Applications can generate data in formats that aren’t quite useful – glomming multiple fields together to make something unusable. And asking people to type information can yield inconsistent results – is my name Lisa Rushworth, Lisa J Rushworth, or just Lisa? Excel has several functions that allow you to produce consistent, usable data (without copy/pasting or deleting things!)
Flash Fill will try to figure it out for you. Add an empty column (or more) and manually type one or two values. On the “Data” ribbon bar, select “Flash Fill” and Excel will use the data you’ve entered into the row to figure out what should go in the rest of the row.
The guesses aren’t 100% accurate – especially if your information is not consistent – but it’s a lot easier to delete the handful of things that are obviously not zip codes …
Than to work out a formula that extracts the same information
Text to columns
Text to columns uses the fixed-length file and delimited file import wizard on a column of data – essentially treating that column as a file to be imported. In this example, a DateTime value is provided in a way that Excel only sees it as a string. And, frankly, I am not interested on the exact hundredth of a second the event occurred. What I really want to do is group these creation dates by day, so all I need is the date component.
If you want to retain all the data, you’ll need to insert empty columns to the right – otherwise the data being split out can overwrite existing data. In my case, I only want to keep one of the new columns.
Highlight the column that holds your data. On the “Data” ribbon, select “Text to columns”
Select if the column should be split based on a fixed width definition or a delimiter and click ‘Next’
Indicate the proper delimiter – in this case, I need to use ‘Other’ and enter the letter T. A preview of the split data will appear below – make sure it looks reasonable. Click “Next”.
For each new row, you can specify a data type. Or leave the type set to “General” and Excel will try to figure it out.
If you do not need to retain the data, select “Do not import this column (skip)”. Click “Finish” to split your column.
Voilà – I’ve got a usable date value.
Notice, though, I have lost my original data. If you want to retain the original data, create a copy of the column. In this example, I want to know how many e-mail addresses use each domain, but I want to have the e-mail addresses in a recognizable and usable format too.
Text to columns will still replace the values from the selected column. But the copy will contain the original text.

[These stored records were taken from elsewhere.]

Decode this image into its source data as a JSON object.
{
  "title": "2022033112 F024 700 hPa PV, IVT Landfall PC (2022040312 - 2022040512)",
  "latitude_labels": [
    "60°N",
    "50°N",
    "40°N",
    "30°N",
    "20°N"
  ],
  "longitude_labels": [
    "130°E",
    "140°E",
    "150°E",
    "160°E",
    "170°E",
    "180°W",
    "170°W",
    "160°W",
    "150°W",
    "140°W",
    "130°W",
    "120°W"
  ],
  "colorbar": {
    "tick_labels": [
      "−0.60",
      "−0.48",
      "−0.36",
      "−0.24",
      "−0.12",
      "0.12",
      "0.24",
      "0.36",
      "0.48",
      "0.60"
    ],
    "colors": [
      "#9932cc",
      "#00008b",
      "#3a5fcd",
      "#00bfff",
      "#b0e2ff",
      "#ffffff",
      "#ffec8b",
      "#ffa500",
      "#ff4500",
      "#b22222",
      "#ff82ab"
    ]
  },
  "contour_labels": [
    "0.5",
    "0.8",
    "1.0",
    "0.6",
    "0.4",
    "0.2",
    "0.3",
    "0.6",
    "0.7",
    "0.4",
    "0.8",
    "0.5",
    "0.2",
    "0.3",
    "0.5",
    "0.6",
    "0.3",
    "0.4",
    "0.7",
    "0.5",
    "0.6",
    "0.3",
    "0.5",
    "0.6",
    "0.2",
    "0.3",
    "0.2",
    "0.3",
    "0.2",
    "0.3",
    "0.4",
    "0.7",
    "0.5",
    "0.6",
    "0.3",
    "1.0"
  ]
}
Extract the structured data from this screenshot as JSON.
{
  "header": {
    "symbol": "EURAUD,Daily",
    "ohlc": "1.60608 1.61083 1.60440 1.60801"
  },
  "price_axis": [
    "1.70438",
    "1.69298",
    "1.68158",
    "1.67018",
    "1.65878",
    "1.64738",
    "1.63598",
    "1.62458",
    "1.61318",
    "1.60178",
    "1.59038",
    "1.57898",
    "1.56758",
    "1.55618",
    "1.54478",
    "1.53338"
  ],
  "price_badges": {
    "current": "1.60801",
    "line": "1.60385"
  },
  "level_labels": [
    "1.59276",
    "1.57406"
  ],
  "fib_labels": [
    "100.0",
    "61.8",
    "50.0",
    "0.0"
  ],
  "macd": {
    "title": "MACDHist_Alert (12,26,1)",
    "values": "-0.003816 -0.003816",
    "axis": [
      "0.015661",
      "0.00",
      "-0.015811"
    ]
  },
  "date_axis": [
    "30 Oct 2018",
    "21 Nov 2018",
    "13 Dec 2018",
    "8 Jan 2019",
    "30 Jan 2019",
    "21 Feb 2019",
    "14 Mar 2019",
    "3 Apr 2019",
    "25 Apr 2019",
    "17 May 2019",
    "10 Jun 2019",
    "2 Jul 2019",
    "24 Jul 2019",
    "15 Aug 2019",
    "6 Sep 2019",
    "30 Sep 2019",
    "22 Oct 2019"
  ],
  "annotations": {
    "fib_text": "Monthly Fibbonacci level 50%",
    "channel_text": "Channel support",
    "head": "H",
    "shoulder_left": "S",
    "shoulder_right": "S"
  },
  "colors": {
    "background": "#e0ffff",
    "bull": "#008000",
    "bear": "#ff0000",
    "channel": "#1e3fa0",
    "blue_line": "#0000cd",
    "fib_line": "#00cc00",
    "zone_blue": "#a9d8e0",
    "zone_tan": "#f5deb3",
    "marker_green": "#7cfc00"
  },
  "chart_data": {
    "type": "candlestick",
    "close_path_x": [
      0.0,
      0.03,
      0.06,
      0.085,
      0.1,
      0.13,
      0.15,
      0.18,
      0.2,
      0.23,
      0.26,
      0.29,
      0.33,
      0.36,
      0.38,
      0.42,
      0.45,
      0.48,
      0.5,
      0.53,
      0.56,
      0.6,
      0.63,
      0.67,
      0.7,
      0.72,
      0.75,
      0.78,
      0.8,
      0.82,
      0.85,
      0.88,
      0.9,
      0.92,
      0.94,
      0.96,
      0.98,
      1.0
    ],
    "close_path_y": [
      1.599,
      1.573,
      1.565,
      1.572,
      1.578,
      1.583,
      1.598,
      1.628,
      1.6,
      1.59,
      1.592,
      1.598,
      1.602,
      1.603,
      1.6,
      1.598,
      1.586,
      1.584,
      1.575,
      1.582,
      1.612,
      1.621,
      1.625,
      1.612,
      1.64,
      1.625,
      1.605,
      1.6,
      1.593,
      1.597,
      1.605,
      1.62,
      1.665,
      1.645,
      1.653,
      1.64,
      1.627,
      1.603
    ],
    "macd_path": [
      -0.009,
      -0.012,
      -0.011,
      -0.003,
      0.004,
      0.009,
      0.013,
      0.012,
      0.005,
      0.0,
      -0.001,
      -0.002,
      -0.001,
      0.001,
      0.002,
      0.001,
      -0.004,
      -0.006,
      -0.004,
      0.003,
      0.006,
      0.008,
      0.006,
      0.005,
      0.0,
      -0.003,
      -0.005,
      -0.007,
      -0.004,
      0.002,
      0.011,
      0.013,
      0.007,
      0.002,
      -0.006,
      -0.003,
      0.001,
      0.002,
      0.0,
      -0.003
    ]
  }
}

You can even use Text to columns to sort out odd data that doesn’t actually get split into multiple columns. In this example, negative values have the minus sign after the number … which isn’t actually a negative number and isn’t usable in calculations.

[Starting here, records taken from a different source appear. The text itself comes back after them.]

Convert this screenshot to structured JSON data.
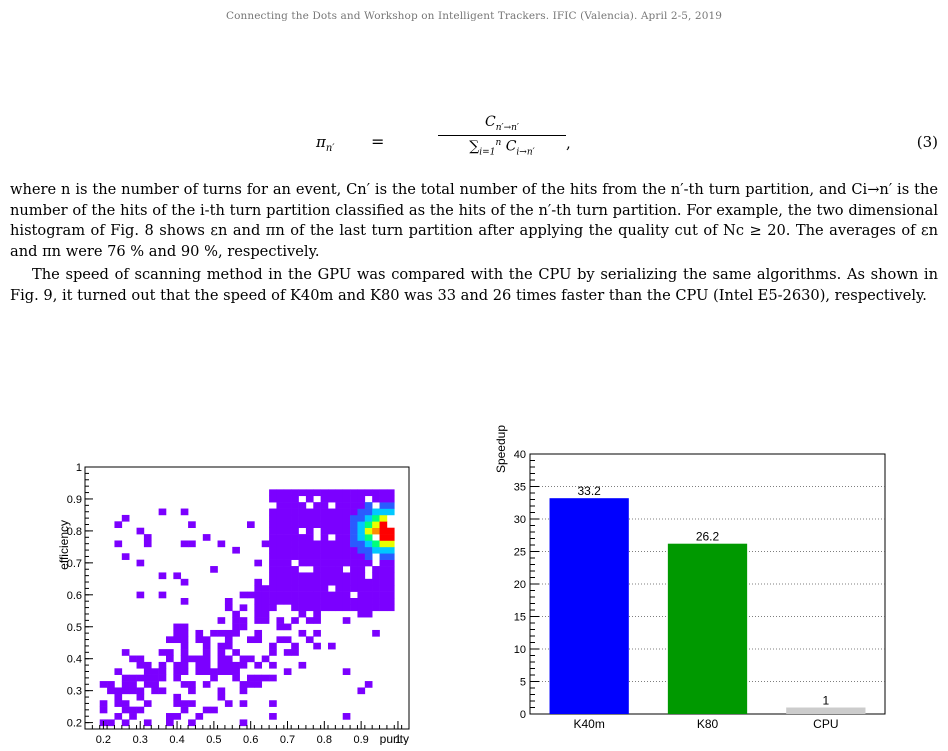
{
  "header": {
    "text": "Connecting the Dots and Workshop on Intelligent Trackers. IFIC (Valencia). April 2-5, 2019"
  },
  "equation": {
    "lhs": "π",
    "lhs_sub": "n′",
    "equals": "=",
    "num_main": "C",
    "num_sub": "n′→n′",
    "den_sum": "∑",
    "den_sum_sub": "i=1",
    "den_sum_sup": "n",
    "den_main": "C",
    "den_sub": "i→n′",
    "comma": ",",
    "number": "(3)"
  },
  "paragraphs": [
    "where n is the number of turns for an event, Cn′ is the total number of the hits from the n′-th turn partition, and Ci→n′ is the number of the hits of the i-th turn partition classified as the hits of the n′-th turn partition. For example, the two dimensional histogram of Fig. 8 shows εn and πn of the last turn partition after applying the quality cut of Nc ≥ 20. The averages of εn and πn were 76 % and 90 %, respectively.",
    "The speed of scanning method in the GPU was compared with the CPU by serializing the same algorithms. As shown in Fig. 9, it turned out that the speed of K40m and K80 was 33 and 26 times faster than the CPU (Intel E5-2630), respectively."
  ],
  "chart_data": [
    {
      "type": "heatmap",
      "xlabel": "purity",
      "ylabel": "efficiency",
      "xlim": [
        0.15,
        1.03
      ],
      "ylim": [
        0.18,
        1.0
      ],
      "xticks": [
        "0.2",
        "0.3",
        "0.4",
        "0.5",
        "0.6",
        "0.7",
        "0.8",
        "0.9",
        "1"
      ],
      "yticks": [
        "0.2",
        "0.3",
        "0.4",
        "0.5",
        "0.6",
        "0.7",
        "0.8",
        "0.9",
        "1"
      ],
      "palette": {
        "low": "#7b00ff",
        "mid": "#00c8ff",
        "high": "#ff0000"
      },
      "hot_spot": {
        "purity": 0.96,
        "efficiency": 0.79
      }
    },
    {
      "type": "bar",
      "categories": [
        "K40m",
        "K80",
        "CPU"
      ],
      "values": [
        33.2,
        26.2,
        1
      ],
      "value_labels": [
        "33.2",
        "26.2",
        "1"
      ],
      "colors": [
        "#0000ff",
        "#009900",
        "#cccccc"
      ],
      "ylabel": "Speedup",
      "ylim": [
        0,
        40
      ],
      "yticks": [
        "0",
        "5",
        "10",
        "15",
        "20",
        "25",
        "30",
        "35",
        "40"
      ],
      "grid": true
    }
  ]
}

Pick a delimiter that doesn’t appear in your data, and you’ll only have one column. When selecting the data format, click “Advanced”
Make sure the “Trailing minus for negative numbers” checkbox is checked and click OK.

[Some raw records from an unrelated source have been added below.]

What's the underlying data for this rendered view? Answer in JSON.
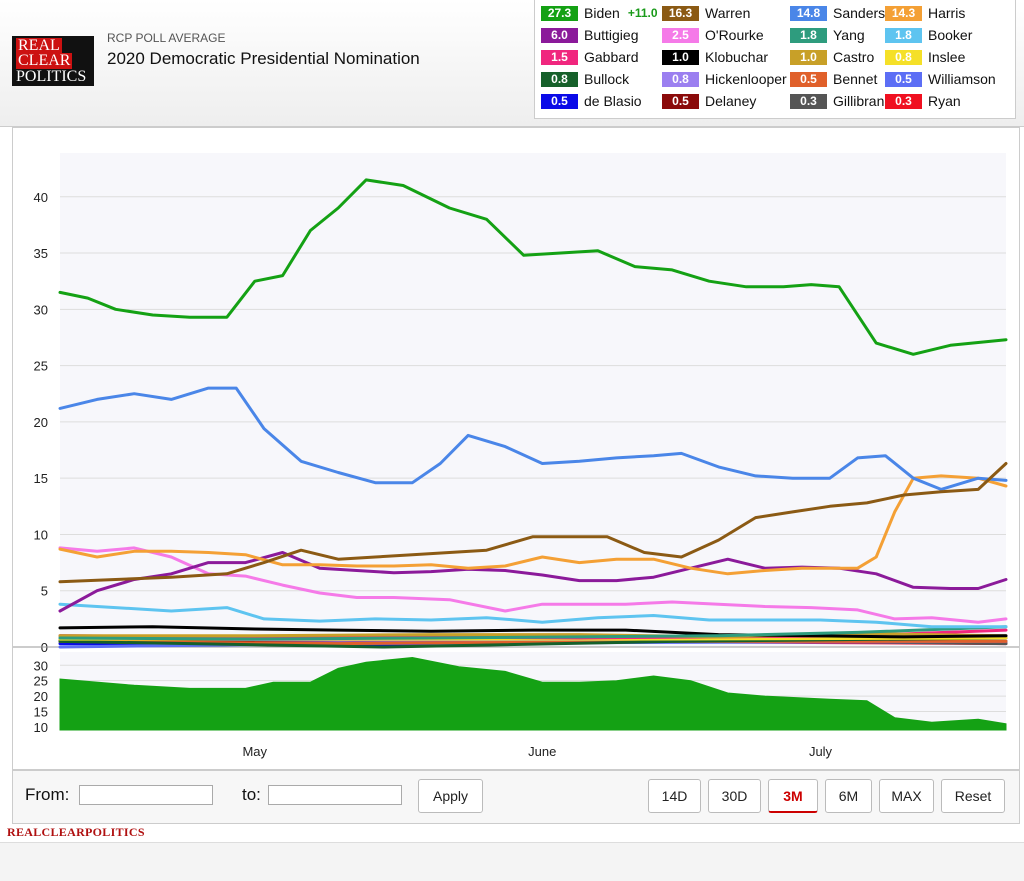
{
  "header": {
    "logo": {
      "line1": "REAL",
      "line2": "CLEAR",
      "line3": "POLITICS"
    },
    "subtitle": "RCP POLL AVERAGE",
    "title": "2020 Democratic Presidential Nomination"
  },
  "legend": [
    {
      "name": "Biden",
      "value": "27.3",
      "spread": "+11.0",
      "color": "#14a114",
      "text": "#ffffff"
    },
    {
      "name": "Warren",
      "value": "16.3",
      "color": "#8b5a14",
      "text": "#ffffff"
    },
    {
      "name": "Sanders",
      "value": "14.8",
      "color": "#4a86e8",
      "text": "#ffffff"
    },
    {
      "name": "Harris",
      "value": "14.3",
      "color": "#f4a035",
      "text": "#ffffff"
    },
    {
      "name": "Buttigieg",
      "value": "6.0",
      "color": "#8b1a9a",
      "text": "#ffffff"
    },
    {
      "name": "O'Rourke",
      "value": "2.5",
      "color": "#f57ae8",
      "text": "#ffffff"
    },
    {
      "name": "Yang",
      "value": "1.8",
      "color": "#2e9c7e",
      "text": "#ffffff"
    },
    {
      "name": "Booker",
      "value": "1.8",
      "color": "#5ec4f0",
      "text": "#ffffff"
    },
    {
      "name": "Gabbard",
      "value": "1.5",
      "color": "#f0267e",
      "text": "#ffffff"
    },
    {
      "name": "Klobuchar",
      "value": "1.0",
      "color": "#000000",
      "text": "#ffffff"
    },
    {
      "name": "Castro",
      "value": "1.0",
      "color": "#c8a028",
      "text": "#ffffff"
    },
    {
      "name": "Inslee",
      "value": "0.8",
      "color": "#f5e028",
      "text": "#ffffff"
    },
    {
      "name": "Bullock",
      "value": "0.8",
      "color": "#16602a",
      "text": "#ffffff"
    },
    {
      "name": "Hickenlooper",
      "value": "0.8",
      "color": "#9b7ff0",
      "text": "#ffffff"
    },
    {
      "name": "Bennet",
      "value": "0.5",
      "color": "#e0602a",
      "text": "#ffffff"
    },
    {
      "name": "Williamson",
      "value": "0.5",
      "color": "#5c6ef5",
      "text": "#ffffff"
    },
    {
      "name": "de Blasio",
      "value": "0.5",
      "color": "#0a0ae8",
      "text": "#ffffff"
    },
    {
      "name": "Delaney",
      "value": "0.5",
      "color": "#8b0a0a",
      "text": "#ffffff"
    },
    {
      "name": "Gillibrand",
      "value": "0.3",
      "color": "#555555",
      "text": "#ffffff"
    },
    {
      "name": "Ryan",
      "value": "0.3",
      "color": "#f01020",
      "text": "#ffffff"
    }
  ],
  "chart_data": {
    "type": "line",
    "x_range": [
      "2019-04-10",
      "2019-07-21"
    ],
    "x_ticks": [
      {
        "date": "2019-05-01",
        "label": "May"
      },
      {
        "date": "2019-06-01",
        "label": "June"
      },
      {
        "date": "2019-07-01",
        "label": "July"
      }
    ],
    "ylim": [
      0,
      43
    ],
    "y_ticks": [
      0,
      5,
      10,
      15,
      20,
      25,
      30,
      35,
      40
    ],
    "grid": true,
    "series": [
      {
        "name": "Biden",
        "color": "#14a114",
        "x": [
          "2019-04-10",
          "2019-04-13",
          "2019-04-16",
          "2019-04-20",
          "2019-04-24",
          "2019-04-28",
          "2019-05-01",
          "2019-05-04",
          "2019-05-07",
          "2019-05-10",
          "2019-05-13",
          "2019-05-17",
          "2019-05-22",
          "2019-05-26",
          "2019-05-30",
          "2019-06-03",
          "2019-06-07",
          "2019-06-11",
          "2019-06-15",
          "2019-06-19",
          "2019-06-23",
          "2019-06-27",
          "2019-06-30",
          "2019-07-03",
          "2019-07-07",
          "2019-07-11",
          "2019-07-15",
          "2019-07-21"
        ],
        "y": [
          31.5,
          31.0,
          30.0,
          29.5,
          29.3,
          29.3,
          32.5,
          33.0,
          37.0,
          39.0,
          41.5,
          41.0,
          39.0,
          38.0,
          34.8,
          35.0,
          35.2,
          33.8,
          33.5,
          32.5,
          32.0,
          32.0,
          32.2,
          32.0,
          27.0,
          26.0,
          26.8,
          27.3
        ]
      },
      {
        "name": "Warren",
        "color": "#8b5a14",
        "x": [
          "2019-04-10",
          "2019-04-16",
          "2019-04-22",
          "2019-04-28",
          "2019-05-02",
          "2019-05-06",
          "2019-05-10",
          "2019-05-14",
          "2019-05-18",
          "2019-05-22",
          "2019-05-26",
          "2019-05-31",
          "2019-06-04",
          "2019-06-08",
          "2019-06-12",
          "2019-06-16",
          "2019-06-20",
          "2019-06-24",
          "2019-06-28",
          "2019-07-02",
          "2019-07-06",
          "2019-07-10",
          "2019-07-14",
          "2019-07-18",
          "2019-07-21"
        ],
        "y": [
          5.8,
          6.0,
          6.2,
          6.5,
          7.5,
          8.6,
          7.8,
          8.0,
          8.2,
          8.4,
          8.6,
          9.8,
          9.8,
          9.8,
          8.4,
          8.0,
          9.5,
          11.5,
          12.0,
          12.5,
          12.8,
          13.5,
          13.8,
          14.0,
          16.3
        ]
      },
      {
        "name": "Sanders",
        "color": "#4a86e8",
        "x": [
          "2019-04-10",
          "2019-04-14",
          "2019-04-18",
          "2019-04-22",
          "2019-04-26",
          "2019-04-29",
          "2019-05-02",
          "2019-05-06",
          "2019-05-10",
          "2019-05-14",
          "2019-05-18",
          "2019-05-21",
          "2019-05-24",
          "2019-05-28",
          "2019-06-01",
          "2019-06-05",
          "2019-06-09",
          "2019-06-13",
          "2019-06-16",
          "2019-06-20",
          "2019-06-24",
          "2019-06-28",
          "2019-07-02",
          "2019-07-05",
          "2019-07-08",
          "2019-07-11",
          "2019-07-14",
          "2019-07-18",
          "2019-07-21"
        ],
        "y": [
          21.2,
          22.0,
          22.5,
          22.0,
          23.0,
          23.0,
          19.4,
          16.5,
          15.5,
          14.6,
          14.6,
          16.3,
          18.8,
          17.8,
          16.3,
          16.5,
          16.8,
          17.0,
          17.2,
          16.0,
          15.2,
          15.0,
          15.0,
          16.8,
          17.0,
          15.0,
          14.0,
          15.0,
          14.8
        ]
      },
      {
        "name": "Harris",
        "color": "#f4a035",
        "x": [
          "2019-04-10",
          "2019-04-14",
          "2019-04-18",
          "2019-04-22",
          "2019-04-26",
          "2019-04-30",
          "2019-05-04",
          "2019-05-08",
          "2019-05-12",
          "2019-05-16",
          "2019-05-20",
          "2019-05-24",
          "2019-05-28",
          "2019-06-01",
          "2019-06-05",
          "2019-06-09",
          "2019-06-13",
          "2019-06-17",
          "2019-06-21",
          "2019-06-25",
          "2019-06-29",
          "2019-07-02",
          "2019-07-05",
          "2019-07-07",
          "2019-07-09",
          "2019-07-11",
          "2019-07-14",
          "2019-07-18",
          "2019-07-21"
        ],
        "y": [
          8.7,
          8.0,
          8.5,
          8.5,
          8.4,
          8.2,
          7.3,
          7.3,
          7.2,
          7.2,
          7.3,
          7.0,
          7.2,
          8.0,
          7.5,
          7.8,
          7.8,
          7.0,
          6.5,
          6.8,
          7.0,
          7.0,
          7.0,
          8.0,
          12.0,
          15.0,
          15.2,
          15.0,
          14.3
        ]
      },
      {
        "name": "Buttigieg",
        "color": "#8b1a9a",
        "x": [
          "2019-04-10",
          "2019-04-14",
          "2019-04-18",
          "2019-04-22",
          "2019-04-26",
          "2019-04-30",
          "2019-05-04",
          "2019-05-08",
          "2019-05-12",
          "2019-05-16",
          "2019-05-20",
          "2019-05-24",
          "2019-05-28",
          "2019-06-01",
          "2019-06-05",
          "2019-06-09",
          "2019-06-13",
          "2019-06-17",
          "2019-06-21",
          "2019-06-25",
          "2019-06-29",
          "2019-07-03",
          "2019-07-07",
          "2019-07-11",
          "2019-07-15",
          "2019-07-18",
          "2019-07-21"
        ],
        "y": [
          3.2,
          5.0,
          6.0,
          6.5,
          7.5,
          7.5,
          8.4,
          7.0,
          6.8,
          6.6,
          6.7,
          6.9,
          6.8,
          6.4,
          5.9,
          5.9,
          6.2,
          7.0,
          7.8,
          7.0,
          7.1,
          7.0,
          6.5,
          5.3,
          5.2,
          5.2,
          6.0
        ]
      },
      {
        "name": "O'Rourke",
        "color": "#f57ae8",
        "x": [
          "2019-04-10",
          "2019-04-14",
          "2019-04-18",
          "2019-04-22",
          "2019-04-26",
          "2019-04-30",
          "2019-05-04",
          "2019-05-08",
          "2019-05-12",
          "2019-05-16",
          "2019-05-22",
          "2019-05-28",
          "2019-06-01",
          "2019-06-05",
          "2019-06-10",
          "2019-06-15",
          "2019-06-20",
          "2019-06-25",
          "2019-06-30",
          "2019-07-05",
          "2019-07-09",
          "2019-07-13",
          "2019-07-18",
          "2019-07-21"
        ],
        "y": [
          8.8,
          8.5,
          8.8,
          8.0,
          6.5,
          6.3,
          5.5,
          4.8,
          4.4,
          4.4,
          4.2,
          3.2,
          3.8,
          3.8,
          3.8,
          4.0,
          3.8,
          3.6,
          3.5,
          3.3,
          2.5,
          2.6,
          2.2,
          2.5
        ]
      },
      {
        "name": "Booker",
        "color": "#5ec4f0",
        "x": [
          "2019-04-10",
          "2019-04-16",
          "2019-04-22",
          "2019-04-28",
          "2019-05-02",
          "2019-05-08",
          "2019-05-14",
          "2019-05-20",
          "2019-05-26",
          "2019-06-01",
          "2019-06-07",
          "2019-06-13",
          "2019-06-19",
          "2019-06-25",
          "2019-07-01",
          "2019-07-07",
          "2019-07-13",
          "2019-07-21"
        ],
        "y": [
          3.8,
          3.5,
          3.2,
          3.5,
          2.5,
          2.3,
          2.5,
          2.4,
          2.6,
          2.2,
          2.6,
          2.8,
          2.4,
          2.4,
          2.4,
          2.2,
          1.8,
          1.8
        ]
      },
      {
        "name": "Yang",
        "color": "#2e9c7e",
        "x": [
          "2019-04-10",
          "2019-05-01",
          "2019-05-20",
          "2019-06-05",
          "2019-06-20",
          "2019-07-05",
          "2019-07-21"
        ],
        "y": [
          0.8,
          0.7,
          0.8,
          0.9,
          1.0,
          1.3,
          1.8
        ]
      },
      {
        "name": "Klobuchar",
        "color": "#000000",
        "x": [
          "2019-04-10",
          "2019-04-20",
          "2019-05-01",
          "2019-05-10",
          "2019-05-20",
          "2019-05-31",
          "2019-06-10",
          "2019-06-20",
          "2019-06-30",
          "2019-07-10",
          "2019-07-21"
        ],
        "y": [
          1.7,
          1.8,
          1.6,
          1.5,
          1.4,
          1.5,
          1.5,
          1.1,
          1.0,
          0.9,
          1.0
        ]
      },
      {
        "name": "Castro",
        "color": "#c8a028",
        "x": [
          "2019-04-10",
          "2019-05-01",
          "2019-05-20",
          "2019-06-05",
          "2019-06-20",
          "2019-07-05",
          "2019-07-21"
        ],
        "y": [
          1.0,
          1.0,
          1.1,
          1.1,
          0.9,
          1.2,
          1.0
        ]
      },
      {
        "name": "Gabbard",
        "color": "#f0267e",
        "x": [
          "2019-04-10",
          "2019-05-01",
          "2019-05-20",
          "2019-06-05",
          "2019-06-20",
          "2019-07-05",
          "2019-07-21"
        ],
        "y": [
          1.0,
          0.9,
          0.9,
          0.8,
          0.9,
          1.0,
          1.5
        ]
      },
      {
        "name": "Inslee",
        "color": "#f5e028",
        "x": [
          "2019-04-10",
          "2019-05-10",
          "2019-06-10",
          "2019-07-21"
        ],
        "y": [
          0.7,
          0.7,
          0.7,
          0.8
        ]
      },
      {
        "name": "Bullock",
        "color": "#16602a",
        "x": [
          "2019-04-10",
          "2019-05-15",
          "2019-06-15",
          "2019-07-21"
        ],
        "y": [
          0.5,
          0.0,
          0.5,
          0.8
        ]
      },
      {
        "name": "Hickenlooper",
        "color": "#9b7ff0",
        "x": [
          "2019-04-10",
          "2019-05-10",
          "2019-06-10",
          "2019-07-21"
        ],
        "y": [
          0.8,
          0.6,
          0.7,
          0.8
        ]
      },
      {
        "name": "Bennet",
        "color": "#e0602a",
        "x": [
          "2019-04-10",
          "2019-05-10",
          "2019-06-10",
          "2019-07-21"
        ],
        "y": [
          0.5,
          0.3,
          0.5,
          0.5
        ]
      },
      {
        "name": "Williamson",
        "color": "#5c6ef5",
        "x": [
          "2019-04-10",
          "2019-05-10",
          "2019-06-10",
          "2019-07-21"
        ],
        "y": [
          0.0,
          0.3,
          0.4,
          0.5
        ]
      },
      {
        "name": "de Blasio",
        "color": "#0a0ae8",
        "x": [
          "2019-04-10",
          "2019-05-16",
          "2019-06-10",
          "2019-07-21"
        ],
        "y": [
          0.3,
          0.2,
          0.7,
          0.5
        ]
      },
      {
        "name": "Delaney",
        "color": "#8b0a0a",
        "x": [
          "2019-04-10",
          "2019-05-10",
          "2019-06-10",
          "2019-07-21"
        ],
        "y": [
          0.5,
          0.4,
          0.5,
          0.5
        ]
      },
      {
        "name": "Gillibrand",
        "color": "#555555",
        "x": [
          "2019-04-10",
          "2019-05-10",
          "2019-06-10",
          "2019-07-21"
        ],
        "y": [
          1.0,
          0.8,
          0.7,
          0.3
        ]
      },
      {
        "name": "Ryan",
        "color": "#f01020",
        "x": [
          "2019-04-10",
          "2019-05-10",
          "2019-06-10",
          "2019-07-21"
        ],
        "y": [
          0.6,
          0.5,
          0.5,
          0.3
        ]
      }
    ],
    "spread": {
      "type": "area",
      "color": "#14a114",
      "y_ticks": [
        10,
        15,
        20,
        25,
        30
      ],
      "ylim": [
        9,
        33
      ],
      "x": [
        "2019-04-10",
        "2019-04-18",
        "2019-04-24",
        "2019-04-30",
        "2019-05-03",
        "2019-05-07",
        "2019-05-10",
        "2019-05-13",
        "2019-05-18",
        "2019-05-23",
        "2019-05-28",
        "2019-06-01",
        "2019-06-05",
        "2019-06-09",
        "2019-06-13",
        "2019-06-17",
        "2019-06-21",
        "2019-06-25",
        "2019-07-02",
        "2019-07-06",
        "2019-07-09",
        "2019-07-13",
        "2019-07-18",
        "2019-07-21"
      ],
      "y": [
        25.5,
        23.5,
        22.5,
        22.5,
        24.5,
        24.5,
        29.0,
        31.0,
        32.5,
        29.5,
        28.0,
        24.5,
        24.5,
        25.0,
        26.5,
        25.0,
        21.0,
        20.0,
        19.0,
        18.5,
        13.0,
        11.5,
        12.5,
        11.0
      ]
    }
  },
  "controls": {
    "from_label": "From:",
    "from_value": "",
    "to_label": "to:",
    "to_value": "",
    "apply": "Apply",
    "ranges": [
      "14D",
      "30D",
      "3M",
      "6M",
      "MAX"
    ],
    "active_range": "3M",
    "reset": "Reset"
  },
  "footer": "REALCLEARPOLITICS"
}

And we’ve got negative numbers
Right, Left, Mid, and Search Functions:
You can also use the Search function in conjunction with Right, Left, and Mid to extract components of column data. In this example, we have first and last names. Since there are a few middle initials in there, we cannot just split on the space character.
These formulae aren’t perfect – Mary Ann will have ‘Mary’ as a first name – but
Working out where to start the text extraction and the number of characters to extract can get complex. I’ll usually include the Substitute function to simplify things a little – the zip code, in this case, is whatever is left over after we find the city and state.
Producing columns with the city, state, and zip code from the ‘Location’ column.